MY DAD is 67 and split up from my mum 20 years ago. Since then he’s had a few relationsh­ips, some serious, some not. However, it seems he’s been dating someone he’s serious about for several months, but didn’t tell my sister and me.

What’s worse, he’s now told us that he’s “bubbling up” with her and her children at Christmas, so he won’t be able to see us. She’s 50 and a divorcee with two kids aged 10 and 13.

To say I’m hurt and offended is an understate­ment. My mum lives abroad, so we won’t be seeing her and I was looking forward to spending the holidays with my dad, along with my husband and our 18-month old baby.

It’s too late now to make plans to spend Christmas day with anyone else.
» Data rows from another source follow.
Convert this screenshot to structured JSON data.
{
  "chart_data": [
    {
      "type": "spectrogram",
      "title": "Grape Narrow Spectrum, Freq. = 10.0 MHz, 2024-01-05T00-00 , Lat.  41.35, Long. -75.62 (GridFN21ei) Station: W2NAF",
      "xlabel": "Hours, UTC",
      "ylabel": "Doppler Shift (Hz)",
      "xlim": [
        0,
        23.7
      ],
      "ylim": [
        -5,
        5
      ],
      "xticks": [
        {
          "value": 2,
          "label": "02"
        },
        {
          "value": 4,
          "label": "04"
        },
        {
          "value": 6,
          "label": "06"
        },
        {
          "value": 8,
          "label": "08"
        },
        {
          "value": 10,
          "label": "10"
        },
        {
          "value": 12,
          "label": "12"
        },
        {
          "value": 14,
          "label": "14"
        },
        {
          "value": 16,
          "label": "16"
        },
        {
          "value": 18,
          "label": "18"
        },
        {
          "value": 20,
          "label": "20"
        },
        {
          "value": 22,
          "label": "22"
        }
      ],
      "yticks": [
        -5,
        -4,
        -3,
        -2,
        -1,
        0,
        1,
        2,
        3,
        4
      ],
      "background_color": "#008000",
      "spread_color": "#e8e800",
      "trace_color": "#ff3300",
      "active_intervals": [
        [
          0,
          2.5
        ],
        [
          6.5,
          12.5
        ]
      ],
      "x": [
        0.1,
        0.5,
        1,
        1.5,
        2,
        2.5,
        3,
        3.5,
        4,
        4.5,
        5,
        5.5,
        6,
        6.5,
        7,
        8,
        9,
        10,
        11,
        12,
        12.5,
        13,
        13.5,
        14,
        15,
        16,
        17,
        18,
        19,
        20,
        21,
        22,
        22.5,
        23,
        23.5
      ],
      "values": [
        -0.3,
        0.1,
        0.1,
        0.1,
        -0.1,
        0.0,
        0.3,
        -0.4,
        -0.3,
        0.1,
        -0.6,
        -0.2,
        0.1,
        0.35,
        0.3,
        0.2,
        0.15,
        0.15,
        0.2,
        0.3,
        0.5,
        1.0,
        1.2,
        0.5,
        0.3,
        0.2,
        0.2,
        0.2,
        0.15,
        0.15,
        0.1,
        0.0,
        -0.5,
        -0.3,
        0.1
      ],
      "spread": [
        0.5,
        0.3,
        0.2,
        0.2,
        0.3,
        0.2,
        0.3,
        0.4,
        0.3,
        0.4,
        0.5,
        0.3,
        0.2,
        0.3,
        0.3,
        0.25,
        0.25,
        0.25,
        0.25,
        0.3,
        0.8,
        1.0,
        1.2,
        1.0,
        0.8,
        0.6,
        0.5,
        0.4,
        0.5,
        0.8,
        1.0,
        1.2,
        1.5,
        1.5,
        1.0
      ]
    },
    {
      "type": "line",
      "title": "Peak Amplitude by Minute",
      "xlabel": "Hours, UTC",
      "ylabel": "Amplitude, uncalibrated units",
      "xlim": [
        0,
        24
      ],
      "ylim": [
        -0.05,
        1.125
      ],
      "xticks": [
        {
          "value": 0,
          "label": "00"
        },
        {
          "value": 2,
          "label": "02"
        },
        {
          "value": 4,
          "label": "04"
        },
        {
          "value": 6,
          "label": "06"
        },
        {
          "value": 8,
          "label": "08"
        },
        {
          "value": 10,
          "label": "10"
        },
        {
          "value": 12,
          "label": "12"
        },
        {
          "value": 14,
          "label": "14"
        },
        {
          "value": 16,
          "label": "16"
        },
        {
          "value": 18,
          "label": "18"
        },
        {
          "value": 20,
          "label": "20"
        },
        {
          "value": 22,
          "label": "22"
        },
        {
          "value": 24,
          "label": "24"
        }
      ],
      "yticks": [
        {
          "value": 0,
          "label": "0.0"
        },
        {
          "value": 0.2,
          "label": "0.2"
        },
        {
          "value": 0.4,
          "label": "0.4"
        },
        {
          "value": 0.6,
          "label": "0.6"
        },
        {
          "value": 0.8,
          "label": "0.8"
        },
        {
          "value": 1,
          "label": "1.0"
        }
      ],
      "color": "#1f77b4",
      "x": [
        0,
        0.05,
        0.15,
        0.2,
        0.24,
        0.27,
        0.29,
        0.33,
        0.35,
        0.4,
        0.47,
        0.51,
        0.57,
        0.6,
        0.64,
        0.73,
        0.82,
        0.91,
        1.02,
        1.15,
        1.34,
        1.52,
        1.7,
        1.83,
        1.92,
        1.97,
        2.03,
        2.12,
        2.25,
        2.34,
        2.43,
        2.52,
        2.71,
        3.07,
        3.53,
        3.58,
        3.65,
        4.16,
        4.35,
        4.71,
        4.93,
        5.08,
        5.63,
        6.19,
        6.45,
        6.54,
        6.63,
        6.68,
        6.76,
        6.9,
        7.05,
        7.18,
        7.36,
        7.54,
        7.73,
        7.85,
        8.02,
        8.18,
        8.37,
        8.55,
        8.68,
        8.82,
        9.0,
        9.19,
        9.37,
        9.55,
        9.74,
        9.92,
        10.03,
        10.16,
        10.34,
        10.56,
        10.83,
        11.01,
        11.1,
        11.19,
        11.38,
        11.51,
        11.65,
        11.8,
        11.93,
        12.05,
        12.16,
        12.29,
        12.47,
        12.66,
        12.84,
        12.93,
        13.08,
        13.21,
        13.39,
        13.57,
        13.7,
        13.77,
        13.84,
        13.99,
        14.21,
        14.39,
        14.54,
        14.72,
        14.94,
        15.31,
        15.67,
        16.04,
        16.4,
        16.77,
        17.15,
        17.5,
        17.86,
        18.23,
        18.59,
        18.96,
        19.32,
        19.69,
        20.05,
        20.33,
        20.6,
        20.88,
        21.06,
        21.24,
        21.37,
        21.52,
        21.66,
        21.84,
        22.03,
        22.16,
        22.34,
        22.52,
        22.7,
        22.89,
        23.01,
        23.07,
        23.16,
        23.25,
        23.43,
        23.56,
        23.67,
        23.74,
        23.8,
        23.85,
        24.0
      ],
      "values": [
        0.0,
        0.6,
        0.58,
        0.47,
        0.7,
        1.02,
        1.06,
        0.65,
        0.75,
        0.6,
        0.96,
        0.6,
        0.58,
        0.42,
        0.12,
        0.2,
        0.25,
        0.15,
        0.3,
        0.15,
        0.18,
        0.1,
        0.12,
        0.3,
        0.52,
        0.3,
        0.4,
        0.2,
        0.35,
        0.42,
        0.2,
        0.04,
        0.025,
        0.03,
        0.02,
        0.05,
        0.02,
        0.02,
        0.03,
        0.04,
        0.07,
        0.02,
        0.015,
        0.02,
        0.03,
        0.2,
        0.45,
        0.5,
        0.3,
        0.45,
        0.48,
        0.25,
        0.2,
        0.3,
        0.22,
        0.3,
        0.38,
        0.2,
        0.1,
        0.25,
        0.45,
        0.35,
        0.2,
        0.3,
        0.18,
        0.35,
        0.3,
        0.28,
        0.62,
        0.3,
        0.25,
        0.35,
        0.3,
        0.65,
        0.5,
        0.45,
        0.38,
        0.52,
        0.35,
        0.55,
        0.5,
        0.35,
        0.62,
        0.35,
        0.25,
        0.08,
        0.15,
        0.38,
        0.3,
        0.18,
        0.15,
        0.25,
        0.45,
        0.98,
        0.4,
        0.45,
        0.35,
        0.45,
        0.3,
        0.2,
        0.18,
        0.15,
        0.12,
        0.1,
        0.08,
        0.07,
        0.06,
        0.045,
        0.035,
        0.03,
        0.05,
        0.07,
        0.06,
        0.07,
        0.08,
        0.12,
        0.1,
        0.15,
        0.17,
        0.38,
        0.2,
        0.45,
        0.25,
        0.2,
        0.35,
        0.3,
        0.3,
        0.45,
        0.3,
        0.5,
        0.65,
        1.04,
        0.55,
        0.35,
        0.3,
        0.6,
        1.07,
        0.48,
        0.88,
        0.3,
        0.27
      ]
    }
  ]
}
My younger sister has decided to spend the holidays with friends, and I feel angry with my dad for not giving me more notice.

I also find it really weird that he never told us about this woman or how serious their relationsh­ip is.

I’m starting to worry he’s losing his marbles or is he just so besotted by this woman that he’s forgotten he has his own family? I’d love your opinion.

Coleen says

I CAN feel the anger in your letter! What are you more annoyed about – the fact you won’t see him at Christmas or the fact he didn’t tell you about his girlfriend?

Maybe he’d been worrying about telling you about Christmas, so kept putting it off until it was quite late in the day. I don’t know why he hasn’t told you about his partner – again, maybe he was worried about how you’d react and if the fact she’s younger and with fairly young children might cause a problem. Or maybe he wanted to wait until he felt sure about the relationsh­ip before telling you about it.

This year has thrown up many dilemmas for people, so I’d take a deep breath and try to get it into perspectiv­e. I think it’s OK to speak to him and say you’re disappoint­ed not to be seeing him and ask why he hadn’t told you about this relationsh­ip. I don’t think seething about it on your own is going to get you anywhere.

He might be 67, but he’s not over the hill and he deserves a life of his own, and that includes a relationsh­ip. You and your sister are getting on with your lives, so why shouldn’t he do the same?

Seventeen years is quite an age gap, but his partner is still a mature woman who’s been married before, and I’m sure she’s really thought about this relationsh­ip, especially as she has the wellbeing of her two children to consider.

Don’t let it spoil your relationsh­ip with your dad – or Christmas for that matter. Hopefully, in the New Year, you’ll be able to meet his partner and get to know her, which might be reassuring.